BUON NATALE – CHRISTMAS IN ITALY
During Christmastime, one readily observable difference between Italy and the United States, for instance, is the lack of crass commercialism that threatens to swallow up and completely secularize the holiday. For instance, instead of writing letters to Santa Claus asking for presents (or, in the digital age, E-mailing Santa Claus), Italian children write letters to tell their parents how much they love them. The letter is normally placed under their father’s plate and read after Christmas Eve dinner has been finished.
Italians have also adopted some of the Northern European traditions as well. Nowadays, especially in northern Italy, a fair number of families decorate an evergreen tree in their home. I am pleased to share some other rituals, customs, and traditions practiced by Italians during the Christmas holidays:
Ceppo: The ceppo is a wooden frame several feet high designed in a pyramid shape. This frame supports several tiers of shelves, often with a manger scene on the bottom followed by small gifts of fruit, candy, and presents on the shelves above. The “Tree of Light,” as it is also know, is entirely decorated with colored paper, gilt pinecones, and miniature colored pennants. Small candles are fastened to the tapering sides and a star or small doll is hung at the apex.
Urn of Fate: An old tradition in Italy calls for each member of the family to take turns drawing a wrapped gift out of a large ornamental bowl until all the presents are distributed.
Zampognari and Pifferai: In Rome and surrounding areas bagpipers and flute players, in traditional colorful costumes of sheepskin vests, knee-high breeches, white stockings and long dark cloaks, travel from their homes in the Abruzzi mountains to entertain crowds of people at religious shrines.
La Befana: a Kindly old witch who brings children toys on the Feast of the Epiphany, January 6. According to the legend of la Befana, the Three Wise Men stopped at her hut to ask directions on their way to Bethlehem and to invite her to join them. She refused, and later a shepherd asked her to join him in paying respect to the Christ Child. Again she refused, and when night fell she saw a great light in the skies.
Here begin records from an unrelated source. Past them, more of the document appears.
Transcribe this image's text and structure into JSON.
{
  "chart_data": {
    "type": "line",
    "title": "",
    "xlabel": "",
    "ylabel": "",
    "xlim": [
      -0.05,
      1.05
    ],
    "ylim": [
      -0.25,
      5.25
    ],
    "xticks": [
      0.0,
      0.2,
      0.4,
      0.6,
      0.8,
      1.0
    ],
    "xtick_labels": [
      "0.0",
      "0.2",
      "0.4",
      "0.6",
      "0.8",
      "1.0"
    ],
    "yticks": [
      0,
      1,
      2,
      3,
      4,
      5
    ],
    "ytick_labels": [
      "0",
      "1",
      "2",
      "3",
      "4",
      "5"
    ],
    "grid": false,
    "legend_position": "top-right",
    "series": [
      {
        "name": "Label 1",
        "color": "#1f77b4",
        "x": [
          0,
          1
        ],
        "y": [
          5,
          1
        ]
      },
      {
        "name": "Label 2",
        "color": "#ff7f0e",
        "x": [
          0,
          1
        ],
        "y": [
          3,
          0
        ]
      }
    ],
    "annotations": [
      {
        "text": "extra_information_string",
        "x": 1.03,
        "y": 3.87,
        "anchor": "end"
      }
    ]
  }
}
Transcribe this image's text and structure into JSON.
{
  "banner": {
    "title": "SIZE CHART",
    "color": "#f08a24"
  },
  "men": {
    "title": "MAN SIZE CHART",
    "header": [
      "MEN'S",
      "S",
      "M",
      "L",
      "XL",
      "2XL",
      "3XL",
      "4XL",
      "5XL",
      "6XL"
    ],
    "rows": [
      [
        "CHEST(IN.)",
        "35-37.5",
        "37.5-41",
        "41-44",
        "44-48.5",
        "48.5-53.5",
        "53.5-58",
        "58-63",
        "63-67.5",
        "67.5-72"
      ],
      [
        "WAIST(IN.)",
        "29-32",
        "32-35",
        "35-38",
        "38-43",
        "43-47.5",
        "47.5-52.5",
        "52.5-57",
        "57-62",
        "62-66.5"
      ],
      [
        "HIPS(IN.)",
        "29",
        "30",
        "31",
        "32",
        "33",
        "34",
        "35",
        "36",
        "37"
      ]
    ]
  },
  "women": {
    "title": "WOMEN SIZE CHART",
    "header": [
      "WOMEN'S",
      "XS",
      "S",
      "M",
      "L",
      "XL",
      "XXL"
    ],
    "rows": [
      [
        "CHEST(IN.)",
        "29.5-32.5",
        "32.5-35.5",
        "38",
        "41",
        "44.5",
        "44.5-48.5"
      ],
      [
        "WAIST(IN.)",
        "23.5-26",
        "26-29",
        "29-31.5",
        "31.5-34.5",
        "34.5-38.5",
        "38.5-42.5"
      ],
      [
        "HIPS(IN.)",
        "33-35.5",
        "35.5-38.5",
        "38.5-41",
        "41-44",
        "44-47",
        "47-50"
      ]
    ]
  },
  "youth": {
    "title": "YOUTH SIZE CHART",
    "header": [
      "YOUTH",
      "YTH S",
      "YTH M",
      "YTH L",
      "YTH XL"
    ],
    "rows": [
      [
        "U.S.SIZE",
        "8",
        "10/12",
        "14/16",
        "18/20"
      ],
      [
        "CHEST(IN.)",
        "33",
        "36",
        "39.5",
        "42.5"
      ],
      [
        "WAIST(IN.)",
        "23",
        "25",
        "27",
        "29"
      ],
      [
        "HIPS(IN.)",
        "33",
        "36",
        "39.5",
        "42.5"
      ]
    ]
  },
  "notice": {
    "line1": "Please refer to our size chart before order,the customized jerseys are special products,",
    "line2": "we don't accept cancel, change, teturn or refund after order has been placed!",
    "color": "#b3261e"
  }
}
La Befana thought perhaps she should have gone with the Three Wise Men, so she gathered some toys that had belonged to her own child, who had died, and ran to find the kings and the shepherd. But la Befana could not find them or the stable. Now, each year she looks for the Christ Child. Since she cannot find him, she leaves gifts for the children of Italy and pieces of coal (nowadays carbone dolce, a rock candy that looks remarkably like coal) for the bad ones.
Holiday Season: On the Italian holiday calendar December 25 isn’t the only special day. Throughout December and January there are a number of religious holidays to mark the season.
DECEMBER 6: La Festa di San Nicola – The festival in honor of St. Nicholas, the patron saint of shepherds, is celebrated in towns such as Pollutri with the lighting of fires under enormous cauldrons, in which fave (broad beans) are cooked, then eaten ceremoniously.
DECEMBER 8: L’Immacolata Concezione – celebration of the Immaculate Conception
DECEMBER 13: La Festa di Santa Lucia – St. Lucy’s Day
DECEMBER 24: La Vigilia di Natale – Christmas Eve
DECEMBER 25: Natale – Christmas
DECEMBER 26: La Festa di Santo Stefano – St. Stephen’s Day marks the announcement of the birth of Jesus and the arrival of the Three Wise Men
DECEMBER 31: La Festa di San Silvestro – New Year’s Eve
JANUARY 1: Il Capodanno – New Year’s Day
JANUARY 6: La Festa dell’Epifania – The Epiphany
In Germany, Sankt Nikolaus, and in Holland, Sinterklaas, became Santa Claus of Christmas fame and that tradition was carried to the Americas by European settlers.
The magnificent Basilica di San Nicola in Bari is visited by thousands of faithful and tourists every year.